God in the Waters: A Metaphor, Part I
… There were also a few glittering, very rare moments
of peace and sweetness, when I felt the goodness and
familiarity of people who loved me, when God’s voice
sounded tender and fatherly to my ears, when I was able to
release my breath and my fists for just a moment and float.-Shauna Niequist, Bittersweet
Shauna Niequist writes about learning to swim in her book Bittersweet (you can download a PDF of the chapter “Learning to Swim” here). And while I wasn’t exactly tracking with her swimming metaphor … I have a very different and much-loved personal metaphor about God and water and waves that I’ll share later … I did particularly love what she had to say about times of change and uncertainty and our response to them. When I look at the last year and a half of my life — a time in which I’ve been unemployed, partially employed, and more-than-full-time employed, visited half a dozen new countries, lost loved ones, gained friends, moved, moved again, thought about moving a third time, thought about buying a house, refused to think about my career path, found a new church and a newer church — I know exactly what she mean when she writes:
Looking back now I can see that it was more than
anything a failure to believe in the story of who God is and
what he is doing in this world. Instead of living that story —
one of sacrifice and purpose and character — I began to
live a much smaller story, and that story was only about me.… even while I read
the mystics and the prophets, even while I prayed fervently,
even while I sat in church and begged for God to direct
my life, those things didn’t have a chance to transform me,
because under those actions and intentions was a rocky layer
of faithlessness, fear, and selfishness.
Yes, I have read the mystics and the prophets in the last year. Yes, I have prayed fervently and sat in church and begged for God to direct my life, and, yes, during all those times and more, I privately indulged that same old nagging worry in the pit of my heart: “What if there’s no plan?” What if there is no grand work set out by God for me to accomplish, no thrilling and redemptive narrative I am supposed to be living and discovering?
I would by lying if I did not say that, even on my best days, I am tempted to thoroughly giving in to that fear — to surrender hopelessly to the idea that God has no plan for me and to slush through my days in oblivion.
But more and more, I think God is leading me elsewhere … to the idea that, maybe, that question “What is God’s plan for me?” is not at all the right question to be asking. That, maybe, all my selfish impulses about my life and my “talents” (…yes, I am referring to the parable and to the grand tradition of theologically-sketchy-youth-group-talks about it) and my career path and my future are just that … selfish. And that although I’ve spent the better part of 18 months refusing to listen to God, he is gently trying to lead me to just be here, and to attune more to Him and His story and His great, redemptive, thrilling work.
And that, if I am in a place where I am wholeheartedly and earnestly and honestly seeking God, I will never be in a place that is not His plan for me.

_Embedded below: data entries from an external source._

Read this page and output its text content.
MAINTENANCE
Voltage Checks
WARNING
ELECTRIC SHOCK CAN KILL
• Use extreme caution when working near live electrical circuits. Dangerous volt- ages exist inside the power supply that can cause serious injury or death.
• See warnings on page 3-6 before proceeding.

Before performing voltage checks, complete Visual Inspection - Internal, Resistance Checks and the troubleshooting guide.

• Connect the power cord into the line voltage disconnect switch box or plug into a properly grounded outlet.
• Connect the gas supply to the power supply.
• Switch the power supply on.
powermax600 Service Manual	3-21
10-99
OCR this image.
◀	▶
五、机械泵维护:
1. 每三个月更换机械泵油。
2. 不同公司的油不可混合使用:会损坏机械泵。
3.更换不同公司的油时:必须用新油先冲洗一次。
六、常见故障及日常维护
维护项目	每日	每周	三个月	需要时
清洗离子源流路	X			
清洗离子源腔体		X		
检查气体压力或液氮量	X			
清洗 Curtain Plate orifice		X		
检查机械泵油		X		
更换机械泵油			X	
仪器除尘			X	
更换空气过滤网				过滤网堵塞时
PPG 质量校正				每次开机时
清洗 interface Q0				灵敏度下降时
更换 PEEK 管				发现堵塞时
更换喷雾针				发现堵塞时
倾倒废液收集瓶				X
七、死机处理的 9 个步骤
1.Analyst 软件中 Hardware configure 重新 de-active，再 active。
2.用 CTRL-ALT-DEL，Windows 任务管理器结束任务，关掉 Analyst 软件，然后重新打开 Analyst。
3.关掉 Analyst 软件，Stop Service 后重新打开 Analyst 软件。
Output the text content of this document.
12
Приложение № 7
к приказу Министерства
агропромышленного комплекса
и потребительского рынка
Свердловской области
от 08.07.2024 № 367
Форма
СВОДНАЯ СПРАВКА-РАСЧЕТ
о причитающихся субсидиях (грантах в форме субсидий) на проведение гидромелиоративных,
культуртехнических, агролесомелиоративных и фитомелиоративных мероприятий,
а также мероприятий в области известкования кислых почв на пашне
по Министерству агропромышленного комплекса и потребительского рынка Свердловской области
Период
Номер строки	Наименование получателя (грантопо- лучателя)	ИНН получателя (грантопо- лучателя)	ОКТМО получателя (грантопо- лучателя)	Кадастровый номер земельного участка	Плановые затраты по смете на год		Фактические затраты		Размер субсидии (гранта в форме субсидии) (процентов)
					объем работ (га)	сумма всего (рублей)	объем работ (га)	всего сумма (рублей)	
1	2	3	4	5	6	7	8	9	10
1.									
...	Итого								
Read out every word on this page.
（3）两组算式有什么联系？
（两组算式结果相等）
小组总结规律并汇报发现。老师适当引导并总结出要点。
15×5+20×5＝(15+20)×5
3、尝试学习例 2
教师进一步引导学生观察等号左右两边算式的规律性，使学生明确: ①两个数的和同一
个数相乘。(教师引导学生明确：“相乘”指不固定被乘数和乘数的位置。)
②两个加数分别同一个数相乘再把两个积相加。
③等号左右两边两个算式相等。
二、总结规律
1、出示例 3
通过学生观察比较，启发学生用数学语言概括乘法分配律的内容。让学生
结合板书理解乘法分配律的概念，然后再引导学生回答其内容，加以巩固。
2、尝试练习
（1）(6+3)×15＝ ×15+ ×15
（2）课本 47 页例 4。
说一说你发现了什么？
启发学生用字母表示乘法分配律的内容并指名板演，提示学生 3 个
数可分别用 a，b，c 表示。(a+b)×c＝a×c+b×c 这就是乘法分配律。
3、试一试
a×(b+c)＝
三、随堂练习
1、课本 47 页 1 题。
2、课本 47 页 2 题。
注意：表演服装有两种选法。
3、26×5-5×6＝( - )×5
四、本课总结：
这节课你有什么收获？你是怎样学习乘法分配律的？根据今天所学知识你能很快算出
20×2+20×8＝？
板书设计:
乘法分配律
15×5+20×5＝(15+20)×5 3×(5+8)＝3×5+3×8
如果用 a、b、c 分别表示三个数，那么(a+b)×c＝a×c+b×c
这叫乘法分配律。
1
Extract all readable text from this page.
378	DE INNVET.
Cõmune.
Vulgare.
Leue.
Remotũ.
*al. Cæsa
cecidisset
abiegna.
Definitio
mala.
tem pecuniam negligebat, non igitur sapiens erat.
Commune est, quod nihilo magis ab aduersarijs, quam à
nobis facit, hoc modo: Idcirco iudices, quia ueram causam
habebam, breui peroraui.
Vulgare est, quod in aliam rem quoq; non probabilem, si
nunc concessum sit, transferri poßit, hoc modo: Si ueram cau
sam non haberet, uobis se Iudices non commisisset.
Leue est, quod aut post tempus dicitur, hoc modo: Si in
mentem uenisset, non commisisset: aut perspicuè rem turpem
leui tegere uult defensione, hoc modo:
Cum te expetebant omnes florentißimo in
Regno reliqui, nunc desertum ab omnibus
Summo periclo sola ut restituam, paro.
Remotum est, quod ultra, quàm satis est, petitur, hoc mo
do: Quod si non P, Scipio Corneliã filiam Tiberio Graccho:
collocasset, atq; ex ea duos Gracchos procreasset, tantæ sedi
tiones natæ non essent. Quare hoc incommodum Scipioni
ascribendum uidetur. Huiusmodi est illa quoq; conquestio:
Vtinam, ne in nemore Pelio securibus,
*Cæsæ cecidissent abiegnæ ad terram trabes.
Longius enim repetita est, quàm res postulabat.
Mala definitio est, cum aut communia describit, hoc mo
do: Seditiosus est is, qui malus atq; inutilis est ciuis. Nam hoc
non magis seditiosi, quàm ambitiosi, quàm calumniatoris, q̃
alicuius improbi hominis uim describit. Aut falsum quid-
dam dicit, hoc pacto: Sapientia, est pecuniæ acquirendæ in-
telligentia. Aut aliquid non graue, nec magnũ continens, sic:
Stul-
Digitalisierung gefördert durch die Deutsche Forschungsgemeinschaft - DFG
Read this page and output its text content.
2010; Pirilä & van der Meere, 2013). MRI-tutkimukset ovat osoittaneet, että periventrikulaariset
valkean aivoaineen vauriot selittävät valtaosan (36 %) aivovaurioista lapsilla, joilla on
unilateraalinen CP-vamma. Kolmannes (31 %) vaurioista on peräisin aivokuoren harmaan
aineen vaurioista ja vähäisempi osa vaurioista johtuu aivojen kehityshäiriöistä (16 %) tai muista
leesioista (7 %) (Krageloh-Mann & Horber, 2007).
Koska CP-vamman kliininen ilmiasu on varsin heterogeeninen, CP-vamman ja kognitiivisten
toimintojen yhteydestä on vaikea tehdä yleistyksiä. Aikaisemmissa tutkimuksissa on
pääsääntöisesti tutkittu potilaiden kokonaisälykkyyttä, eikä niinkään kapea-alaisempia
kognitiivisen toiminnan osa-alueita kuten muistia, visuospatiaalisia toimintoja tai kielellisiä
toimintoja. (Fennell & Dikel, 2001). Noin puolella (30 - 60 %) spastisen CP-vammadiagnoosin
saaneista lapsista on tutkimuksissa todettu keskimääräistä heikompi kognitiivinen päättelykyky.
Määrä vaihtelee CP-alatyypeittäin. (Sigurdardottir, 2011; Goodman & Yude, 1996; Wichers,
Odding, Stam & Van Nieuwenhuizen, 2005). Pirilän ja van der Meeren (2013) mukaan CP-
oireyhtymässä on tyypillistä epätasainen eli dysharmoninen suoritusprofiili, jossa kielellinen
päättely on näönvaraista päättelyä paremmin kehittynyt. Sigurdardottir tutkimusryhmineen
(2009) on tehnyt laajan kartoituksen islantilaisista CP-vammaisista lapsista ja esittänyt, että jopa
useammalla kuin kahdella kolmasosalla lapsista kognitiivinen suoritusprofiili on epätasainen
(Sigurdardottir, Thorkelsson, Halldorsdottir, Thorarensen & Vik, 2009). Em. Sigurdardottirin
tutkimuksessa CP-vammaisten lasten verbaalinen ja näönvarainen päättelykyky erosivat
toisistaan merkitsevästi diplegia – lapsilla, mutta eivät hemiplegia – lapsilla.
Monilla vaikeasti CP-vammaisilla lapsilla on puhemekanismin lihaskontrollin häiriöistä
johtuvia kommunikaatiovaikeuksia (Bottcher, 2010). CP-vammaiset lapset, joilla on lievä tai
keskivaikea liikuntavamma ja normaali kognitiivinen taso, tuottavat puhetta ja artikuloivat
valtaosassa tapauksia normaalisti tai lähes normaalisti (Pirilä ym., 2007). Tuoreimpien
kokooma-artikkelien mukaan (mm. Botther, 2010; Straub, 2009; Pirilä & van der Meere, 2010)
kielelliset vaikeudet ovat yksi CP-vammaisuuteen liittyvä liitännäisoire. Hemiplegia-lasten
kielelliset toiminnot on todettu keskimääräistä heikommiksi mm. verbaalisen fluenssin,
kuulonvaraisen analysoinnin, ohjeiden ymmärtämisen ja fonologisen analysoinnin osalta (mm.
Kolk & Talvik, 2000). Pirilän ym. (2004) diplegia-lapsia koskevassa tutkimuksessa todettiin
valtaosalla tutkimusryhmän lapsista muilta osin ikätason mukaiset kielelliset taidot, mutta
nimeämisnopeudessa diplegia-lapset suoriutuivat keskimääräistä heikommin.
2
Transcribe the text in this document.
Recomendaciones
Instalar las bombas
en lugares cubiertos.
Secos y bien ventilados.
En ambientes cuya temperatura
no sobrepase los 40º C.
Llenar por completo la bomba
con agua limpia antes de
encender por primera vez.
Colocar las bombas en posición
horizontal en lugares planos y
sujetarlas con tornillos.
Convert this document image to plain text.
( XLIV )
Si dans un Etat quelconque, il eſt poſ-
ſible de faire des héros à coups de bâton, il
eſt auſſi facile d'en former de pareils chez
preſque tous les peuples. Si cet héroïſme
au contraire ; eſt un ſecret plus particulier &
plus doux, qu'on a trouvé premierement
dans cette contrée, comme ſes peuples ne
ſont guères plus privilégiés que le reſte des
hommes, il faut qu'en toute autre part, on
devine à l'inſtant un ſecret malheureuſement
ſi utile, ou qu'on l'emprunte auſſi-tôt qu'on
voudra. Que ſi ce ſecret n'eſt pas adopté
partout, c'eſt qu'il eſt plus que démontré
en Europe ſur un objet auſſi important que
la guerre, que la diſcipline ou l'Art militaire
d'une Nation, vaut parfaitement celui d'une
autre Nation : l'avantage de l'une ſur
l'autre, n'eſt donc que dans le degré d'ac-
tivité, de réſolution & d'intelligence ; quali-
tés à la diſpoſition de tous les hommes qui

But, back to the floating. I know what Shauna means about standing to face the waves of change and being dragged under and smashed to bits … because that’s what the last year and a half has been. But, in the midst of all that, there have been those “few, glittering, very rare moments of peace and sweetness.” Small reminders of what the shalom of God’s plan is and our hope for it in the future. Brief tastes of the goodness of God. Call them signposts, maybe — or an echo. Something, though, that calls out to where we are, in this fallen world, from that holy and peaceful kingdom.
For these moments — these people, and their lives, and their actions, and a friendly pat on the shoulder, and a kind and true word, the chance to release and to just float — I am deeply grateful.
Good grief, I love this. Mostly because I relate wholeheartedly.
How can I live the larger story and not make it about me? I’m very selfish. I want my life to work out, and to be happy. I want something to change – mostly me and my job.
Thank you. I had no idea I needed to hear this so much today. “I will never be in a place that is not his plan for me.”